After this mission, though, things take a non-specified turn for the worse (no need to ruin the surprise!) and the game's music underscores this PERFECTLY...and the real genius of the gameplay comes into focus.
See, your 'fleet', comprised of the Mothership and all support vessels, is continuous. IF you have 10 fighters and 2 frigates at the end of Mission A, you start with them in Mission B. This adds an emotional connection to the Fleet and the Khusan within that would not have existed otherwise...simply because the longer we know something, the more invested we become in it. We can see this example of attachment building methods used in RPGs and RTSs and FPSs, through the use of veterinary, leveling up, customizable guns: All of this creates attachment, and Homeworld is one of the first examples of it being used.
Best of all, this gameplay concept marries with the plot perfectly, as you are almost instantly thrust into the "rag-tag fleet" mindset of the Battlestar Galactica series. Spending ships becomes important...not simply a flippant "throwing people into the meat grinder".
Again, the audio and the graphics compliment this. Ships begin to spark and smoke as they are damaged. Nothing is more agonizing than watching a favorite capital class ship in flames, desperately trying to save it, the crew on board, and the half hour you put into gathering the money to build the damn thing. Audio wise, you HEAR your pilots and crews talking, reporting on the situation. And though they lack the depth and number of responses of later Relic games...it is still a fantastic concept that adds to the experience.
The story captures the essence of the unknown. Missions start as one thing, then morph into others, and the graphics and the music keep pace. What is at first a peaceful nebula, with only slightly eerie music, can become a swarming hive of religious zealots. Miniature fighters fill the glowing sky with contrails and mass driver shells fly back and forth. The music switches to a droning, eerie rhythm with vocalists moaning in the background. Its a really hair raising, edge-of-your-seat moment that see's you frantically scrambling fighters to defend yourself from an unexpected attack.
(Music: http://www.youtube.com/watch?v=FY1fVrI2NFQ&feature=related)

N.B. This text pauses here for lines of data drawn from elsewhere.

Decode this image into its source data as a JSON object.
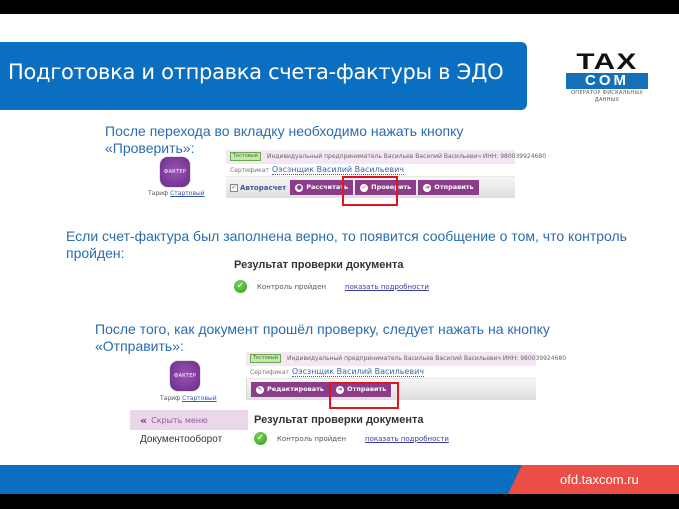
{
  "slide": {
    "title": "Подготовка и отправка счета-фактуры в ЭДО",
    "logo": {
      "line1": "TAX",
      "line2": "COM",
      "subtitle": "ОПЕРАТОР ФИСКАЛЬНЫХ ДАННЫХ"
    },
    "footer_url": "ofd.taxcom.ru",
    "colors": {
      "brand_blue": "#0a6fc0",
      "accent_red": "#ea4e46",
      "button_purple": "#8b3d8a",
      "highlight_red": "#e0161e",
      "text_blue": "#2a6cb0"
    }
  },
  "steps": [
    {
      "text": "После перехода во вкладку необходимо нажать кнопку «Проверить»:"
    },
    {
      "text": "Если счет-фактура был заполнена верно, то появится сообщение о том, что контроль пройден:"
    },
    {
      "text": "После того, как документ прошёл проверку, следует нажать на кнопку «Отправить»:"
    }
  ],
  "app": {
    "logo_text": "ФАКТЕР",
    "tarif_label": "Тариф",
    "tarif_value": "Стартовый",
    "badge": "Тестовый",
    "org": "Индивидуальный предприниматель Васильев Василий Васильевич ИНН: 980039924680",
    "cert_label": "Сертификат",
    "cert_name": "Оэсзнщик Василий Васильевич",
    "toolbar1": {
      "autocalc": "Авторасчет",
      "calc": "Рассчитать",
      "check": "Проверить",
      "send": "Отправить"
    },
    "toolbar2": {
      "edit": "Редактировать",
      "send": "Отправить"
    },
    "result": {
      "title": "Результат проверки документа",
      "status": "Контроль пройден",
      "details_link": "показать подробности"
    },
    "sidebar": {
      "hide_menu": "Скрыть меню",
      "documents": "Документооборот"
    }
  }
}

Does Homeworld have its flaws? Yes...but damned few of them, and most of them are brought on by age rather than poor decision making. I could see plentiful ways to improve both the gameplay, the graphics, the audio and the overall experience. But none of this changes the simple truth of the matter: Homeworld is a near perfect marriage of all the different facets of a game into one artistically sound WHOLE that has nearly unparalleled emotional impact and thematic depth.
Final Verdict: Art!
I hope you guys enjoyed my ramblings. If you did, I'll get to work on my next Games-As-Art...and it'll be a real shocker!